Marco Piccinni

Personal information
- Date of birth: 19 April 1987 (age 38)
- Place of birth: Bari, Italy
- Height: 1.78 m (5 ft 10 in)
- Position: Midfielder

Youth career
- Bari

Senior career*
- Years: Team / Apps / (Gls)
- 2006–2007: Bari / 2 / (0)
- 2006–2007: → Pro Vasto (loan) / 0 / (0)
- 2007–2009: → Noicattaro / 61 / (2)
- 2009–2012: Bari / 0 / (0)
- 2009–2010: → Brindisi (loan) / 27 / (4)
- 2010–2011: → Lucchese (loan) / 27 / (1)
- 2012: Piacenza / 15 / (0)
- 2012–2013: Barletta / 18 / (0)
- 2013–2014: Chieti / 8 / (0)
- 2014–2018: Fidelis Andria / 107 / (4)
- 2018–2019: Potenza / 36 / (2)
- 2019–2023: Monopoli / 107 / (8)

= Marco Piccinni =

Italian footballer

Marco Piccinni (born 19 April 1987) is an Italian former footballer who played as a midfielder.

==Career==
Born in Bari, Italy, Piccinni started his career at hometown club A.S. Bari. After made his debut in the last rounds of 2005–06 Serie B (round 40 of 42 rounds season), he was loaned to Pro Vasto but returned in January 2007 for Bari youth team. He only played for Pro Vasto in 2006–07 Coppa Italia. He then sold to Noicattaro in co-ownership deal. In June 2009 he returned to Bari but in July left for Brindisi.

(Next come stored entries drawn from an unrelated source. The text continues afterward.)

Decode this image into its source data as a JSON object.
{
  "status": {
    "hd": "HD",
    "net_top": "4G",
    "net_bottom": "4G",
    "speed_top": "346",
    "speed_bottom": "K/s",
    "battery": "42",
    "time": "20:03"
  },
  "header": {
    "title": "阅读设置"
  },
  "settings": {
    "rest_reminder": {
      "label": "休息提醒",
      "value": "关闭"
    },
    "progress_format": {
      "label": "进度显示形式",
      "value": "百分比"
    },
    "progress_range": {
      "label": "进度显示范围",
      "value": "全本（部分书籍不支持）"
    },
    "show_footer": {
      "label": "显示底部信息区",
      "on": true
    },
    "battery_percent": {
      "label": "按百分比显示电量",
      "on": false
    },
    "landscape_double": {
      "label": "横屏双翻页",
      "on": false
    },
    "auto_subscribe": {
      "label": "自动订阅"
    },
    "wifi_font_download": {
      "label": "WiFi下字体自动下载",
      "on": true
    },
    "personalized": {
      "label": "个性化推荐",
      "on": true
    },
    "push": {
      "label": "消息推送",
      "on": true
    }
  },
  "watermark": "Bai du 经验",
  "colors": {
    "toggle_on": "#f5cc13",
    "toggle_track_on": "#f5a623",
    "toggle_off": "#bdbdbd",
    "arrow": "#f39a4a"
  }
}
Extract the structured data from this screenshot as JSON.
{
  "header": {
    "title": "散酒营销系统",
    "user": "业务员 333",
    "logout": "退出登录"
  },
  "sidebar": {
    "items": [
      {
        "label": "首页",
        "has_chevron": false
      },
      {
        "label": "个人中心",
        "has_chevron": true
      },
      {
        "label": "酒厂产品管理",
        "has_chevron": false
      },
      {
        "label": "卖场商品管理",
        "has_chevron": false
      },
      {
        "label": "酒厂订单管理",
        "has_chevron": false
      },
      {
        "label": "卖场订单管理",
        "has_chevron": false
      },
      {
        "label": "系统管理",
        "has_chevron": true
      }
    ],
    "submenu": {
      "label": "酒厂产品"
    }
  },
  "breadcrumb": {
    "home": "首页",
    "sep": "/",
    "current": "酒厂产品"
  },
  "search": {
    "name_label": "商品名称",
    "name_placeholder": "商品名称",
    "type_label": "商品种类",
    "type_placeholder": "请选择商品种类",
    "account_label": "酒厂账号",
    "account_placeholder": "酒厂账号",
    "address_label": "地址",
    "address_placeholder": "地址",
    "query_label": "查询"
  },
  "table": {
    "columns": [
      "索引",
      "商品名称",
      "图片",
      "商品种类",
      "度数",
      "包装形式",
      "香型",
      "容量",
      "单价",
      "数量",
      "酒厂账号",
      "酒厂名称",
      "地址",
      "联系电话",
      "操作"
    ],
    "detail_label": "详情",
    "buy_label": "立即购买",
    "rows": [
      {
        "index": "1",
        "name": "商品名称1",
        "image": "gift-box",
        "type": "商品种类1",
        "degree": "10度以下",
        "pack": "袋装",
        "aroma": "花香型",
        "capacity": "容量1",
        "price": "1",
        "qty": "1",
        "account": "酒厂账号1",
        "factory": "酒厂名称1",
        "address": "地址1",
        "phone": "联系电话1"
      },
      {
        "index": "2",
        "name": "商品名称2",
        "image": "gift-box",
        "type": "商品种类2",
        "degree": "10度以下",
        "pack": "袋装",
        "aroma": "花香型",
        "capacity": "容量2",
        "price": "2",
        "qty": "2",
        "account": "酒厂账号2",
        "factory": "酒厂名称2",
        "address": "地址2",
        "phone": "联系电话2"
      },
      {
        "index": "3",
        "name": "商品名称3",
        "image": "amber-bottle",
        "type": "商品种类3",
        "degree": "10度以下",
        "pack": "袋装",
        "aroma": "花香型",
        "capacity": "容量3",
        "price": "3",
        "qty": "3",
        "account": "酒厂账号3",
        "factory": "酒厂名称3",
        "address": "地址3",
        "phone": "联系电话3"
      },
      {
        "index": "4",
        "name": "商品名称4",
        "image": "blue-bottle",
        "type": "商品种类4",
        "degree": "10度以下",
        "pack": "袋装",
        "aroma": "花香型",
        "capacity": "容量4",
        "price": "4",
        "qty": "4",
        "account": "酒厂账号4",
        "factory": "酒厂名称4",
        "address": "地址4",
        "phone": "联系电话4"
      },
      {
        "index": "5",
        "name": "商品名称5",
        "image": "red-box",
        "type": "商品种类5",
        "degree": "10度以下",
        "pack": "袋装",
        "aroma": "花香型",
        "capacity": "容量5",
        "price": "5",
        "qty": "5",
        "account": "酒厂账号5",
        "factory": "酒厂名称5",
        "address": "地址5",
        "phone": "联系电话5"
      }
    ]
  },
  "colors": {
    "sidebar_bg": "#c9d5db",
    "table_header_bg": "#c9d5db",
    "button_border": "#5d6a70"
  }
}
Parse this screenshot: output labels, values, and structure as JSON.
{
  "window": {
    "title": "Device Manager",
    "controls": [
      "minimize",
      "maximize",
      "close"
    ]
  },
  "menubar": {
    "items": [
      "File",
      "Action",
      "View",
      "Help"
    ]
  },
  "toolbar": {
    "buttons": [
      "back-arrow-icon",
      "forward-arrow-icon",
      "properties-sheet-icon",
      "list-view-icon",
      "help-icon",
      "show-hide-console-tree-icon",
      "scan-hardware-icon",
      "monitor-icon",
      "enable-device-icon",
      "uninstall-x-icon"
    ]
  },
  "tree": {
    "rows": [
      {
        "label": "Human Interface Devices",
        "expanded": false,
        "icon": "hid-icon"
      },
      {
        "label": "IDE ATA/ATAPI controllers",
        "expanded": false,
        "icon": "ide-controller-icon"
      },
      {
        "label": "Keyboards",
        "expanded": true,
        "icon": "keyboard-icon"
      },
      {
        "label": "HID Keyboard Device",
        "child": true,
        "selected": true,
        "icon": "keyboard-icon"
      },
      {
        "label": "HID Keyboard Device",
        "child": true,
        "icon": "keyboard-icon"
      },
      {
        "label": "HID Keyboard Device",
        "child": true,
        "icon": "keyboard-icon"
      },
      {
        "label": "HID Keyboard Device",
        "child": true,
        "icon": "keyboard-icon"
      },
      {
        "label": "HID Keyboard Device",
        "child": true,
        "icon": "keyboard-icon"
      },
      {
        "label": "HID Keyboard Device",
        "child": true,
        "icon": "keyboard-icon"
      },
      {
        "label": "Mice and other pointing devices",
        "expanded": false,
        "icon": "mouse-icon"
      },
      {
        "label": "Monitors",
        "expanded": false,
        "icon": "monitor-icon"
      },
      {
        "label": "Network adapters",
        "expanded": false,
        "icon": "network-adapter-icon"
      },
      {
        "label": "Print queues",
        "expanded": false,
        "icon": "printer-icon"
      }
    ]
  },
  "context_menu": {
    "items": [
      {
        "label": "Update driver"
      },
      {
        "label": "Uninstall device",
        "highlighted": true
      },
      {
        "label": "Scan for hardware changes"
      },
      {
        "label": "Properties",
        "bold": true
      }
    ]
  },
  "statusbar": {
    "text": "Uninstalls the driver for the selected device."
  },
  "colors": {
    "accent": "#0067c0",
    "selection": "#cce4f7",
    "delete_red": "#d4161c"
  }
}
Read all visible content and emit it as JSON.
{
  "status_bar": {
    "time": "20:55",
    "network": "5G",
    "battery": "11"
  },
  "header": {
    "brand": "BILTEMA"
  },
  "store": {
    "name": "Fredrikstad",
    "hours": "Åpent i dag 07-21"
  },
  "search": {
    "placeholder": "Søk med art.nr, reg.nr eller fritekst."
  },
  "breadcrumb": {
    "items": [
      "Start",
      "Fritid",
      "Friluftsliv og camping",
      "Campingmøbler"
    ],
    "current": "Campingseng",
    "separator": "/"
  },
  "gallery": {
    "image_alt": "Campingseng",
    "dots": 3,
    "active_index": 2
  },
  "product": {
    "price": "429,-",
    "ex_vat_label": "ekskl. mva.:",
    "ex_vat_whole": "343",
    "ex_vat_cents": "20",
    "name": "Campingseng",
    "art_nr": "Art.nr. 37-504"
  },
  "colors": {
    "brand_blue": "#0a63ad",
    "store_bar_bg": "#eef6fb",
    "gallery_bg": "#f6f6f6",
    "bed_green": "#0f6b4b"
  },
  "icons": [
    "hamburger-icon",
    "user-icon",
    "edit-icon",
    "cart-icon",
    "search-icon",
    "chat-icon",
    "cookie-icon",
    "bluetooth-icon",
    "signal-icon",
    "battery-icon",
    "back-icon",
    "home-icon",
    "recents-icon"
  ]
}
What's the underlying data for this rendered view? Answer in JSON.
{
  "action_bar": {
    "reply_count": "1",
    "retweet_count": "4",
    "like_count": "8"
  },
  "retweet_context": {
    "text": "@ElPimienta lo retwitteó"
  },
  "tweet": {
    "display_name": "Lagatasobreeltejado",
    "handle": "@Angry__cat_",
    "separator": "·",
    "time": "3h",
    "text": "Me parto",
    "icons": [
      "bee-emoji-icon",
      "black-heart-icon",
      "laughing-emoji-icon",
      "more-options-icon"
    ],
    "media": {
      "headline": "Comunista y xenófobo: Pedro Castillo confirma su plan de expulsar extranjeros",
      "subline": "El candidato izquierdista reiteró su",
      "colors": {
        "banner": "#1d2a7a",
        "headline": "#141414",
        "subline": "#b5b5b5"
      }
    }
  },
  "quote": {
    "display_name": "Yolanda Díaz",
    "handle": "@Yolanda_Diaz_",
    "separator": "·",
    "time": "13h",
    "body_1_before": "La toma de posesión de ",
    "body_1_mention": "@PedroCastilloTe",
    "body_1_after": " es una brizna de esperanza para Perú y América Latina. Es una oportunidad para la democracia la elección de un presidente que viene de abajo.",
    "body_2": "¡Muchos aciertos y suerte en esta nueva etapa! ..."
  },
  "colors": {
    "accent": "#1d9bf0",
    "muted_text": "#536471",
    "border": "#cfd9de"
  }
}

He failed to find a club to borrow him in 2011. He wore no.95 of Bari, which in recent years only players that excluded from the coach plan would wore "large" number in Bari. FIGC only allowed players to wear number from 1 to 99. Along with Conti (93), Langella (94), Statella (96), Rana (97) and Visconti (98), they were not part of the plan of Bari's first team. In January 2012, Piccinni left for Piacenza without a single appearance for Bari in 2011–12 Serie B season.

In 2012, he joined Barletta. On 13 August 2013 he joined Chieti.

In July 2014 Piccinni signed with the Serie D side Fidelis Andria. After winning the championship, he renewed his contract with Fidelis Andria by signing a 1-year deal, with option for a 2nd year, for the 2015-16 Lega Pro season. At the end of the season, he signed a new 1-year deal for season 2016-17 with Fidelis Andria.

On 2 September 2019, he signed a 2-year contract with Monopoli.